さて物語の舞台は現代のパリ(おおよそ2014年ごろ)。40代半ばで離婚歴がある書店を営む男性店主・ローラン・ルテリエと金箔職人としてアトリエで働く40代の女性・ロール・ヴァラディエが本書の主人公です。二人の共通点は『読書』。ここでも本の街でもあるパリという感覚を浮かび上がらせてくれています。そしてロールが落としたハンドバッグをローランが拾い、そのバッグの中に入っていた赤いモレスキンの手帳を手掛かりに物語は進んでいきます。


前作の『ミッテランの帽子』がそうであるように、ここでもキーになってくるのが誰かの落とした『遺失物』なのです。著者であるアントワーヌ・ローランはどうもこうした日常の些細なきっかけによる人生の変化という部分に興味があるようで、そうした運命というのは映画だけの話ではなく、誰の身にでも起こることだということを再認識させてくれます。

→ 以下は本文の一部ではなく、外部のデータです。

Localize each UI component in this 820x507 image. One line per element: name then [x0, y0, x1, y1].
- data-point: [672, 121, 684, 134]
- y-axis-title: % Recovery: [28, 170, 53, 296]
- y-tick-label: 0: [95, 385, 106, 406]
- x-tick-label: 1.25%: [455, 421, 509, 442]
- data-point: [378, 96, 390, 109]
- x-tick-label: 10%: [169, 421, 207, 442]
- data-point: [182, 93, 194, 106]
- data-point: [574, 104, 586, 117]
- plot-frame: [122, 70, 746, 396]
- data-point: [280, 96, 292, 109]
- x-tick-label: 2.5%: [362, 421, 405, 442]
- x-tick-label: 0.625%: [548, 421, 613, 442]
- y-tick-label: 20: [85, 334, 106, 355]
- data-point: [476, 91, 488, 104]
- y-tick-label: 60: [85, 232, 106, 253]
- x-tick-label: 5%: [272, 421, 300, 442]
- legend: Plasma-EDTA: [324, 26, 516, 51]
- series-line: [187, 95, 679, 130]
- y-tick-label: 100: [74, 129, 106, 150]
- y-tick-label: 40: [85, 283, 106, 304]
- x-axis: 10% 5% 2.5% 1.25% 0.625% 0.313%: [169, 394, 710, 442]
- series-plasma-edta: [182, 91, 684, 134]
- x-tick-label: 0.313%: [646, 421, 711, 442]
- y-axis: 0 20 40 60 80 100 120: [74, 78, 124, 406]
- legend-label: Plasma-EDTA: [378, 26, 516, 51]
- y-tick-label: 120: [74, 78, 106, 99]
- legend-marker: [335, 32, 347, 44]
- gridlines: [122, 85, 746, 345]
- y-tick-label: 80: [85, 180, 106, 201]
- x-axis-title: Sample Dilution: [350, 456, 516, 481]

日常をよりポジティブに考えていける、そんな感じです。


落とし物から物語が生まれるってなんだか、素敵じゃありませんか。


<短評>
▼Tsujiyama Yoshio 辻山良雄
ゴミ箱の上に置かれていた、女性のハンドバッグに入っていたのは、サイン入りの「モディアノ」と、彼女の断片が書き綴られた赤いモレスキンの手帳だった。ときに一冊の本は、その持ち主に対する想像をかき立てずにはおかない。書店主のローランはバッグの本を見た瞬間から、まだ見ぬ女性がまったくの他人だとは思えなくなったのだろう。偶然や可能性、くり返しといった要素がストーリーを巧みに彩り、この世界が時おり見せるいとおしさが詰まった、極上の一冊。本と人生をこよなく愛する人であれば、きっと気に入るに違いない。


▼Camilla,Duchess of Cornwall コーンウォール公爵夫人カミラ
巧みで、愉快な小説。完璧なパリの傑作。


▼Le Figaro litteraire ル・フィガロ紙
春のように爽やかな小説。アントワーヌ・ローランは捉えどころのないパトリック・モディアノの影の中から、驚くべき恋愛劇を紡ぎ出した。


▼Marie France マリー・フランス誌
『ミッテランの帽子』で読者を虜にしたアントワーヌ・ローランが、『赤いモレスキンの女』を引っ提げて戻ってきた。ローラン特有のユーモアと不可思議さで、愛と偶然の戯れが蘇る。


▼Elle エル誌
エンディングが知りたくてたまらない。たとえ、すべての優れた恋愛劇がそうであるように、初めから結末を予想できたとしても。


アントワーヌ・ローラン
1972年パリ生まれ。大学で映画を専攻後、シナリオを書きながら短編映画を撮り、パリの骨董品屋で働く。『青いパステル画の男』で作家デビューし、ドゥルオー賞を受賞。『煙と死』『ノスタルジーの交差点』に続く『ミッテランの帽子』でランデルノー賞、ルレ・デ・ヴォワイヤジュール賞を受賞、世界的に注目を集めた。次作の『赤いモレスキンの女』も20ヵ国以上で翻訳され、ドイツ語版はベストセラーとなり、イタリア語版でジュゼッペ・アチェルビ賞を受賞した。


吉田洋之
1973年東京生まれ。パリ第3大学学士・修士課程修了、同大学博士課程中退。フランス近現代文学専攻。訳書にアントワーヌ・ローラン『ミッテランの帽子』『赤いモレスキンの女』『青いパステル画の男』、エリック・フォトリノ『光の子供』がある。